NATO boosts Afghanistan information sharing
NATO unveiled a new 30-million-euro computer network Thursday it said would streamline information-sharing between nations with troops in Afghanistan, thus saving money and lives.
"From now on we have one mission, one network, one database which is available to all the nations deployed" in the fight against the Taliban, NATO official Major-General Leonardo di Marco told reporters in The Hague.
The new Afghan Mission Network would see previously separated national, regional and NATO information systems all linked into one, said Di Marco, deputy chief of staff support of NATO's Supreme Headquarters Allied Powers Europe (SHAPE).

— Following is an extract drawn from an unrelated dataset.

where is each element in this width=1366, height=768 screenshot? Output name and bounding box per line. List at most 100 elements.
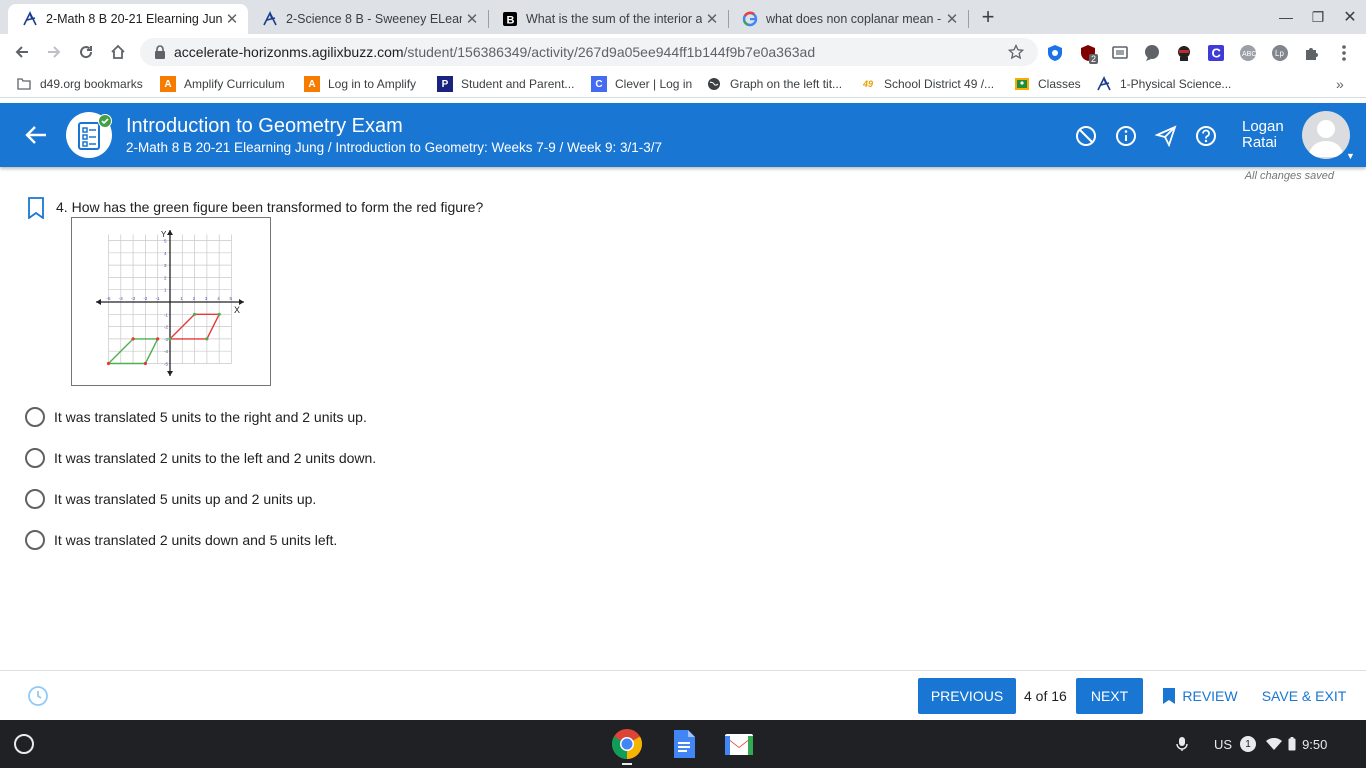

"Up to now, a commander (in the field) would have at least two or three computers on his desk, one connected to a national system, another connected to a regional system and another to the ISAF (NATO's International Security Assistance Force) system," he said.
Much of this information had to be transferred manually from one network to another.
The new network would allow a faster and better exchange, in near real-time, of orders, intelligence and battle reports -- including video images.
"We believe it will help commanders to accomplish the mission of reducing losses" of life, said Di Marco
Georges d'Hollander, general manager of NATO's technical support agency, NC3A, said getting the system online had cost the alliance about 10 million euros (some 13 million dollars).
By the time it is fully operational, by July next year, it would have cost about 30 million euros.
The United States and NATO have 143,000 troops in Afghanistan, with the number due to rise to 150,000 in coming weeks as international forces step up their campaign against the Taliban.
Afghanistan is in the grip of an insurgency now in its ninth year, with violence reaching record levels since the start of 2009.